The problem is the "Intelligent" exposure choices we as photographers make in less than ideal situations we simply cannot with this phone or any app. It begs the question, why not?
 
nycphotography said:
I learned a long time ago that there will be NO APP for anything that Apple might disapprove of, such as using your phone as a hotspot for your laptop, enjoying an app with a sense of humor that amuses you but might offend grandma, or might make it possible to use your device in ways that Apple has decided should be reserved to a different device.

If you're disappointed that the apps and extendability is limited, all I can offer is "that's what you get for buying an Apple product".

Definitely something I knew getting into the Apple arena. Goes against my personal philosophy on some levels, that the App Store is so restricted by "Apple approved" content.

Just a disappointment that the auto mode is so dumb, and there are no alternatives.
 
Rotanimod said:
SNIP>It's not that the iPhone physically CAN'T produce quality pics across various real-world situations, its that the designers have programmed the auto mode so horribly that it utterly fails at utilizing the full capability of the camera.

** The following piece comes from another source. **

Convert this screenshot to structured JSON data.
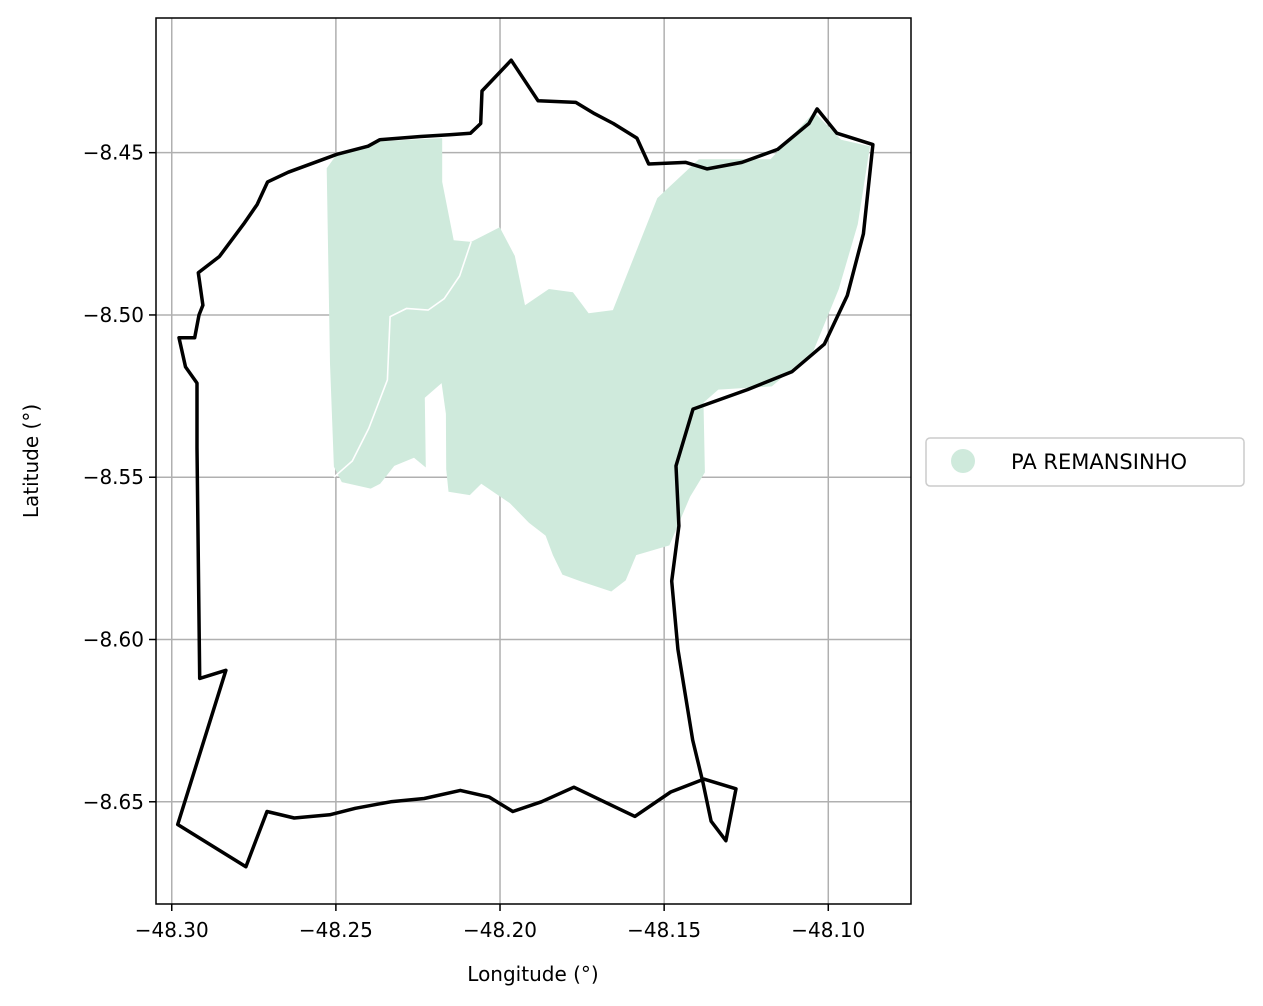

The problem is the "Intelligent" exposure choices we as photographers make in less than ideal situations we simply cannot with this phone or any app. It begs the question, why not?

Yeah...the iPhone's lens is actually pretty GOOD. With a 5- to 8-MP, backside-illuminated sensor behind a multi-element f/2.8 or f/2.5 lens, the "imaging" parts of the iPhone 4,4s,and 5 are pretty good,actually. I suspect that the majority of snapshooters will use the built-in flash in "many" indoor lighting conditions. And it does "okay". But I agree, the designers have made a truly regrettable decision with the relationship between Exposure Value level, and ISO, and shutter speed...

Looking through over 15,000 of my own iPhone 4 shots I have made since August of 2011, the VAST,vast majority of the clunkers are due to the shutter speed being too slow because the ISO value has been kept "low". In low-light levels, the typical 1/15 second shutter speed leads to a LOT of blurred shots. Even indoors in say, a well-lighted McDonald's dining room...the speed the camera will pick is too slow to stop motion of a kid eating a cheeseburger...(real-world example from yesterday!!!)